Film culte pour tous les fans de science-fiction, Tron révolutionnait aussi le cinéma à sa sortie en 1982 en étant le premier à aller aussi loin dans les effets spéciaux créés par ordinateur. Si quelques films les avaient déjà exploités, notamment la trilogie Star Wars, on n’avait encore jamais osé créer entièrement un monde par ordinateur. Un pari effectivement audacieux à une époque où les ordinateurs n’avaient même pas la puissance d’une calculatrice scientifique bas de gamme aujourd’hui. Ces effets ont, bien évidemment, pris un sacré coup de vieux en pas loin de 30 ans, surtout depuis que l’on sait ce qui nous attend avec Tron l’héritage, la suite qui sortira en France en février. Il est néanmoins très intéressant de retrouver aux origines et (re)découvrir un film qui, malgré les années, reste une référence en la matière.

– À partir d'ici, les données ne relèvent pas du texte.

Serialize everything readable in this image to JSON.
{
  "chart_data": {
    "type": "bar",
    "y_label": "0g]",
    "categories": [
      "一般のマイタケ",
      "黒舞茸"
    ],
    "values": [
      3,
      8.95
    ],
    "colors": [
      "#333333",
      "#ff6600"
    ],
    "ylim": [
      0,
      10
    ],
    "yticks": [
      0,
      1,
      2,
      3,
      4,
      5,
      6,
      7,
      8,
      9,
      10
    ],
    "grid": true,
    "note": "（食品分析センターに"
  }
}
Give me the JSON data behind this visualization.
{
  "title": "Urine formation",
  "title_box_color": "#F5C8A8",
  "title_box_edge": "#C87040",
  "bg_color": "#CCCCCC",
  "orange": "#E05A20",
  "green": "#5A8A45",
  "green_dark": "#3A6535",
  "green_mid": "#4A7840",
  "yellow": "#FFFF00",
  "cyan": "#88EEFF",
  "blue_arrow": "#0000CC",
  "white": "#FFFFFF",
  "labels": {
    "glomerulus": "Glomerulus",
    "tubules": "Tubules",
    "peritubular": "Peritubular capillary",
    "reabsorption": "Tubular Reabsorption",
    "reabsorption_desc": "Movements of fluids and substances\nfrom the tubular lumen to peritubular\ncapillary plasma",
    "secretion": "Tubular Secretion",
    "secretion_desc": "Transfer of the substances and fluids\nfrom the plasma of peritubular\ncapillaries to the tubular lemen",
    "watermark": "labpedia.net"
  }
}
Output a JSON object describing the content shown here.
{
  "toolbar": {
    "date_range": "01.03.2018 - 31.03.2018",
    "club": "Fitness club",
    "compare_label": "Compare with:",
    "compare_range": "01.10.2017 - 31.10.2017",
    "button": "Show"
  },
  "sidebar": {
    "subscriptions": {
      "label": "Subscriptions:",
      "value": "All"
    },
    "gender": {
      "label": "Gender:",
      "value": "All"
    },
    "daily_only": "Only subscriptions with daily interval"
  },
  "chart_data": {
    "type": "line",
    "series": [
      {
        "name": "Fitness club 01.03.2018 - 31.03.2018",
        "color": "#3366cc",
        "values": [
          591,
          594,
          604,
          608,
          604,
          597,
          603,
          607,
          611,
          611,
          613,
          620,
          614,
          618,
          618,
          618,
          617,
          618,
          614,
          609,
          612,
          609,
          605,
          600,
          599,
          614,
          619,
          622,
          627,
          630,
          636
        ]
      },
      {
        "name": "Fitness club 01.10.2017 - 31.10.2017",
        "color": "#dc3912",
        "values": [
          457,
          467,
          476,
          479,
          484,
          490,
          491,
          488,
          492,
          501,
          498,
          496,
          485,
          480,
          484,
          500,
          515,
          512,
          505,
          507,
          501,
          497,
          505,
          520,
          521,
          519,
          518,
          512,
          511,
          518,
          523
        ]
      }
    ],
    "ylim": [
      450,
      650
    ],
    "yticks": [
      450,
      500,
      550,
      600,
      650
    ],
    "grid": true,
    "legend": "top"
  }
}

Flynn est un programmeur. Il a développé plusieurs jeux vidéos qui connaissent énormément de succès, mais qui lui ont aussi été volés par Dillinger, son ancien employeur qui est devenu depuis un homme riche et puissant à la tête de la plus grosse entreprise de jeux vidéos. Flynn veut récupérer ses droits sur ses jeux et doit pour cela récupérer des documents prouvant sa paternité. Ces documents sont stockés dans l’ordinateur de l’entreprise en question et Flynn tente, en vain, d’infiltrer cet ordinateur avec un programme qu’il a conçu, CLU. Mais ce programme est constamment bloqué par le MCP (Master Control Program), une sorte de pare-feu qui est un ancien jeu d’échec qui a évolué en programme extrêmement puissant et qui contrôle tout le système. Car, dans Tron, les programmes sont représentés comme des êtres vivants, avec d’ailleurs le visage de leur concepteur. L’ordinateur prend, quant à lui, la forme d’un monde virtuel composé de formes géométriques, un monde dans lequel les programmes évoluent et éventuellement s’affrontent. Le MCP veut prendre le contrôle et oublier les humains, leurs créateurs qu’ils appellent utilisateurs. MCP a donc pris le pouvoir et détruit systématiquement tous les programmes qui refusent d’adhérer à son dogme disant qu’il n’existe pas d’utilisateurs et que ce n’est qu’une histoire inventée. Ces programmes sont détruits dans des jeux, parmi lesquels la course de Light Cycle, la séquence qui a rendu célèbre le film. Flyyn veut détruire le MCP et alors qu’il s’apprête à le faire à partir des ordinateurs de l’entreprise de Dillinger, le MCP utilise un laser spécial pour le transformer en programme. Flynn est devenu un programme en apparence, mais doté de pouvoirs extraordinaires du fait de son statut d’utilisateur et surtout de concepteur originel de l’univers dans lequel il évolue. Mais comme on pouvait s’en douter, sa quête pour détruire le MCP ne sera pas de tout repos et il aura notamment besoin de Tron, un autre programme qui donne son nom au film et dont l’objectif même est de détruire le MCP.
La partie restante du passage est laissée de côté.